Evan Beazer had plenty of room for improvement, and it seemed that a lovely minx with the name of Felicity Wiggins had determined to "pester him into cooperation" with her plans to serve the less fortunate in their small Texas town during the Christmas season. Evan had plenty of money and Felicity had an over abundance of compassion, but could the two come to terms with their differences long enough to serve their community . . . especially when Evan's diminutive taskmaster insisted that Evan meet some of the beneficiaries of his goodwill in person before he spent a single dime. Bah!
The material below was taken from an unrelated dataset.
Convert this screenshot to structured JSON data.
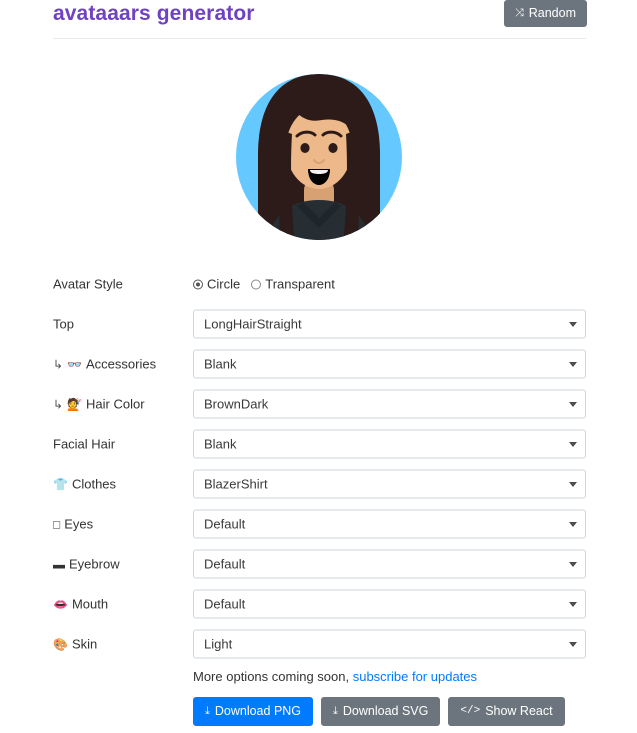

Humbug! . . . no, he couldn't even mutter those words . . . Humbug was the name of Felicity's dog!
Readers will be utterly charmed by this western rendition of a familiar tale, complete with three mysterious old codgers and a love story that includes many awkward, comedic moments, that only these two could muster up.
*I received this book as a gift and was under no obligation to provide a positive review.
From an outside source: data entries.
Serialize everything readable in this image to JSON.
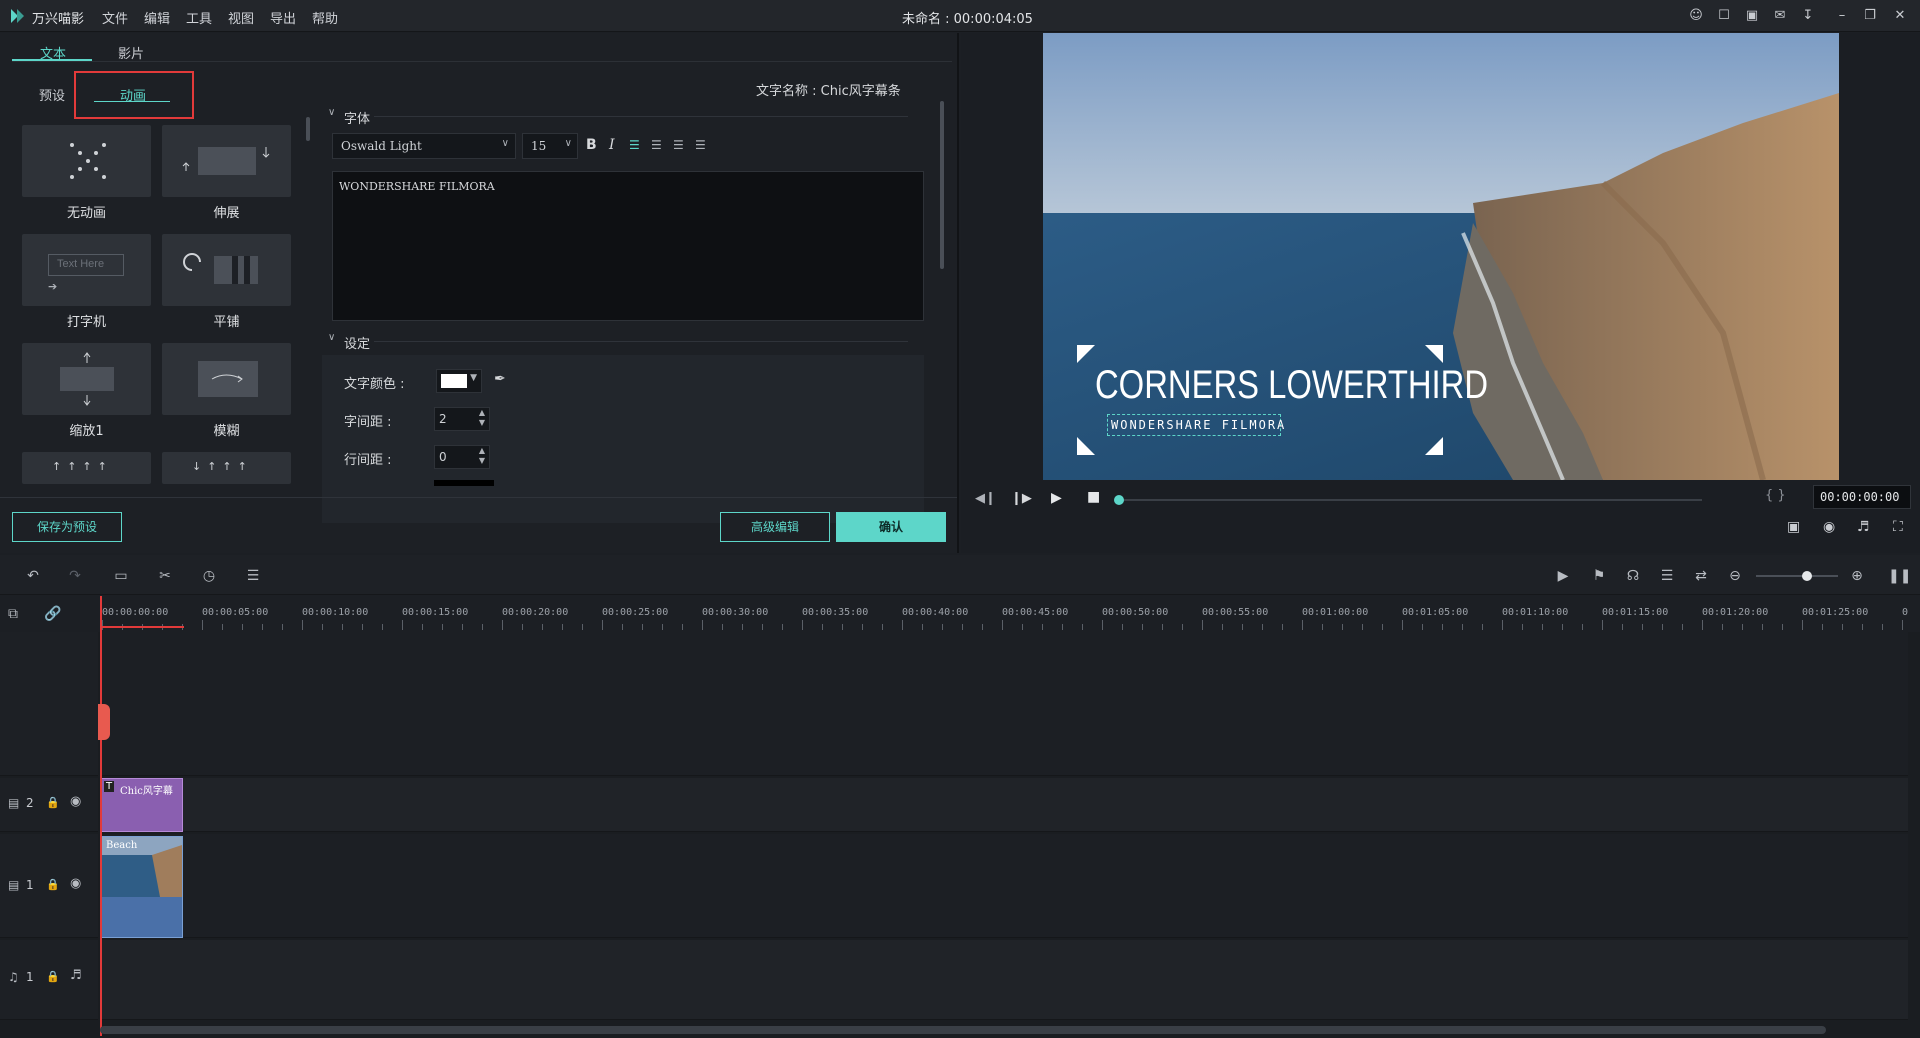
{
  "titlebar": {
    "app_name": "万兴喵影",
    "menus": [
      "文件",
      "编辑",
      "工具",
      "视图",
      "导出",
      "帮助"
    ],
    "document_title": "未命名 : 00:00:04:05"
  },
  "panel": {
    "tabs": [
      "文本",
      "影片"
    ],
    "subtabs": [
      "预设",
      "动画"
    ],
    "text_name_label": "文字名称 : Chic风字幕条",
    "animations": [
      {
        "label": "无动画"
      },
      {
        "label": "伸展"
      },
      {
        "label": "打字机",
        "thumb_text": "Text Here"
      },
      {
        "label": "平铺"
      },
      {
        "label": "缩放1"
      },
      {
        "label": "模糊"
      }
    ],
    "font_section": "字体",
    "font_name": "Oswald Light",
    "font_size": "15",
    "bold": "B",
    "italic": "I",
    "text_content": "WONDERSHARE FILMORA",
    "settings_section": "设定",
    "text_color_label": "文字颜色 :",
    "letter_spacing_label": "字间距 :",
    "letter_spacing_value": "2",
    "line_spacing_label": "行间距 :",
    "line_spacing_value": "0",
    "save_preset": "保存为预设",
    "advanced_edit": "高级编辑",
    "confirm": "确认",
    "accent": "#5dd6c9"
  },
  "preview": {
    "title_text": "CORNERS LOWERTHIRD",
    "subtitle_text": "WONDERSHARE FILMORA",
    "timecode": "00:00:00:00",
    "brackets": "{ }"
  },
  "timeline": {
    "ruler": [
      "00:00:00:00",
      "00:00:05:00",
      "00:00:10:00",
      "00:00:15:00",
      "00:00:20:00",
      "00:00:25:00",
      "00:00:30:00",
      "00:00:35:00",
      "00:00:40:00",
      "00:00:45:00",
      "00:00:50:00",
      "00:00:55:00",
      "00:01:00:00",
      "00:01:05:00",
      "00:01:10:00",
      "00:01:15:00",
      "00:01:20:00",
      "00:01:25:00",
      "0"
    ],
    "tracks": [
      {
        "label": "2",
        "clip": "Chic风字幕"
      },
      {
        "label": "1",
        "clip": "Beach"
      },
      {
        "label": "1"
      }
    ]
  }
}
From the talented pen of bestselling author Karen Witemeyer comes a charming Christmas novella inspired by the holiday classic The Christmas Carol.
After the Panic of 1873 ruined his father and impoverished his family, Evan Beazer set a single life goal for himself--security. He would never allow joviality and dreams to send him to the poorhouse. Now a successful businessman, Evan runs a dozen inns throughout Texas from the privacy of his home, keeping locals away with the perpetual scowl and gruff manner that have become his natural disposition.
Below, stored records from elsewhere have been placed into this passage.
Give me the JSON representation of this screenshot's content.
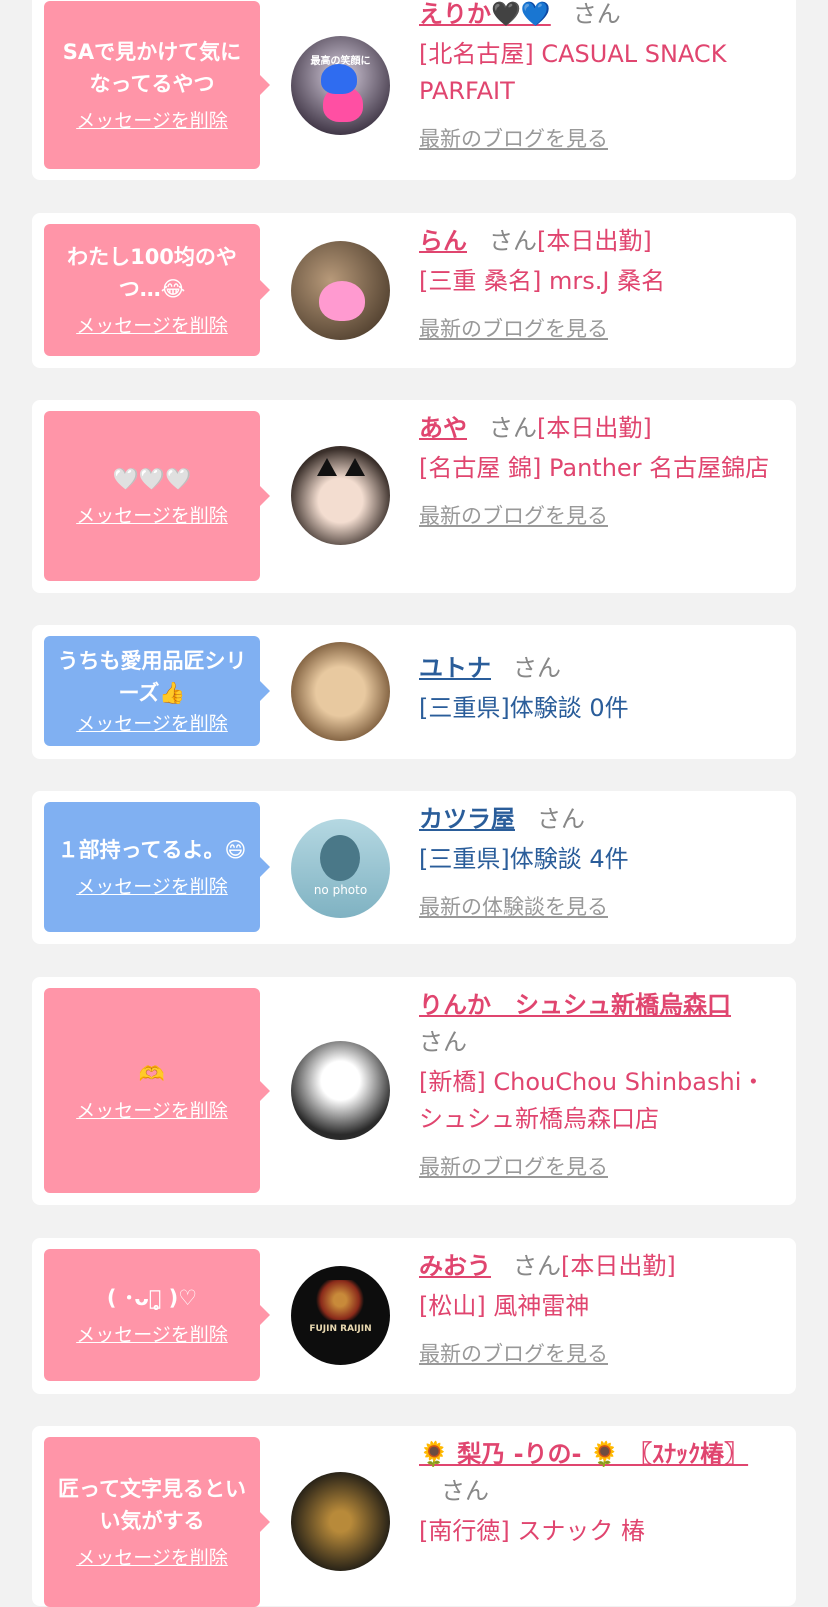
{
  "delete_label": "メッセージを削除",
  "honorific": "さん",
  "colors": {
    "pink_bubble": "#ff95a8",
    "blue_bubble": "#80b0f2",
    "pink_text": "#e0456f",
    "blue_text": "#2a5d9a",
    "link_gray": "#999999"
  },
  "items": [
    {
      "message": "SAで見かけて気になってるやつ",
      "name": "えりか🖤💙",
      "duty": "",
      "shop": "[北名古屋] CASUAL SNACK PARFAIT",
      "link": "最新のブログを見る",
      "avatar_text": "最高の笑顔に"
    },
    {
      "message": "わたし100均のやつ…😂",
      "name": "らん",
      "duty": "[本日出勤]",
      "shop": "[三重 桑名] mrs.J 桑名",
      "link": "最新のブログを見る"
    },
    {
      "message": "🤍🤍🤍",
      "name": "あや",
      "duty": "[本日出勤]",
      "shop": "[名古屋 錦] Panther 名古屋錦店",
      "link": "最新のブログを見る"
    },
    {
      "message": "うちも愛用品匠シリーズ👍",
      "name": "ユトナ",
      "duty": "",
      "shop": "[三重県]体験談 0件",
      "link": ""
    },
    {
      "message": "１部持ってるよ。😄",
      "name": "カツラ屋",
      "duty": "",
      "shop": "[三重県]体験談 4件",
      "link": "最新の体験談を見る",
      "avatar_text": "no photo"
    },
    {
      "message": "🫶",
      "name": "りんか　シュシュ新橋烏森口",
      "duty": "",
      "shop": "[新橋] ChouChou Shinbashi・シュシュ新橋烏森口店",
      "link": "最新のブログを見る"
    },
    {
      "message": "( ･ᴗ･̥̥̥ )♡",
      "name": "みおう",
      "duty": "[本日出勤]",
      "shop": "[松山] 風神雷神",
      "link": "最新のブログを見る",
      "avatar_text": "FUJIN RAIJIN"
    },
    {
      "message": "匠って文字見るといい気がする",
      "name": "🌻 梨乃 -りの- 🌻 〖ｽﾅｯｸ椿〗",
      "duty": "",
      "shop": "[南行徳] スナック 椿",
      "link": ""
    }
  ]
}
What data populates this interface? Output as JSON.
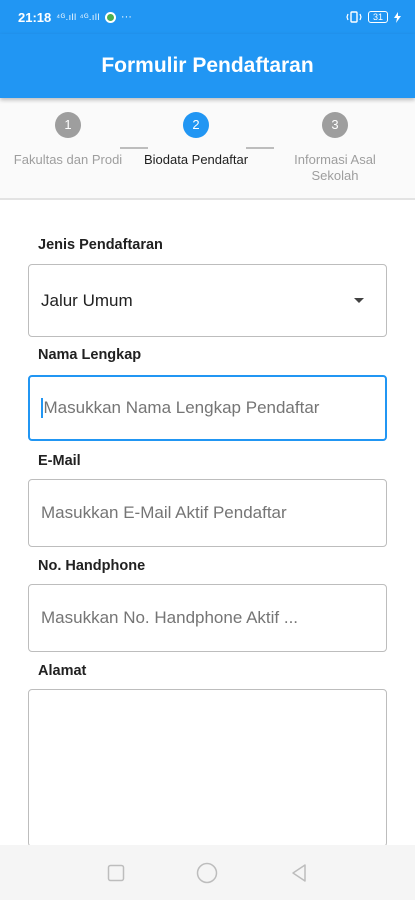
{
  "status_bar": {
    "time": "21:18",
    "signal_text": "⁴ᴳ.ıll ⁴ᴳ.ıll",
    "more": "···",
    "battery": "31",
    "icons": [
      "signal-icon",
      "whatsapp-icon",
      "vibrate-icon",
      "battery-icon",
      "charging-icon"
    ]
  },
  "app_bar": {
    "title": "Formulir Pendaftaran"
  },
  "stepper": {
    "steps": [
      {
        "number": "1",
        "label": "Fakultas dan Prodi",
        "state": "inactive"
      },
      {
        "number": "2",
        "label": "Biodata Pendaftar",
        "state": "active"
      },
      {
        "number": "3",
        "label": "Informasi Asal Sekolah",
        "state": "inactive"
      }
    ]
  },
  "form": {
    "jenis": {
      "label": "Jenis Pendaftaran",
      "value": "Jalur Umum"
    },
    "nama": {
      "label": "Nama Lengkap",
      "placeholder": "Masukkan Nama Lengkap Pendaftar"
    },
    "email": {
      "label": "E-Mail",
      "placeholder": "Masukkan E-Mail Aktif Pendaftar"
    },
    "phone": {
      "label": "No. Handphone",
      "placeholder": "Masukkan No. Handphone Aktif ..."
    },
    "alamat": {
      "label": "Alamat",
      "value": ""
    }
  },
  "colors": {
    "primary": "#2196f3",
    "inactive_step": "#9e9e9e",
    "border": "#bdbdbd"
  },
  "nav_bar": {
    "icons": [
      "recents-square-icon",
      "home-circle-icon",
      "back-triangle-icon"
    ]
  }
}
Felicity Wiggins is in charge of distributing church Christmas baskets to the less fortunate, and she is determined help as many families as possible. In an attempt to gather more donations than past years, she must convince the wealthiest man in town to participate and sets forth on a campaign to pester him into cooperation.
As Felicity tries to bring Evan out of seclusion--and he does everything in his power to avoid her--can she convince him that true riches lie not in bank accounts but in bringing joy to others?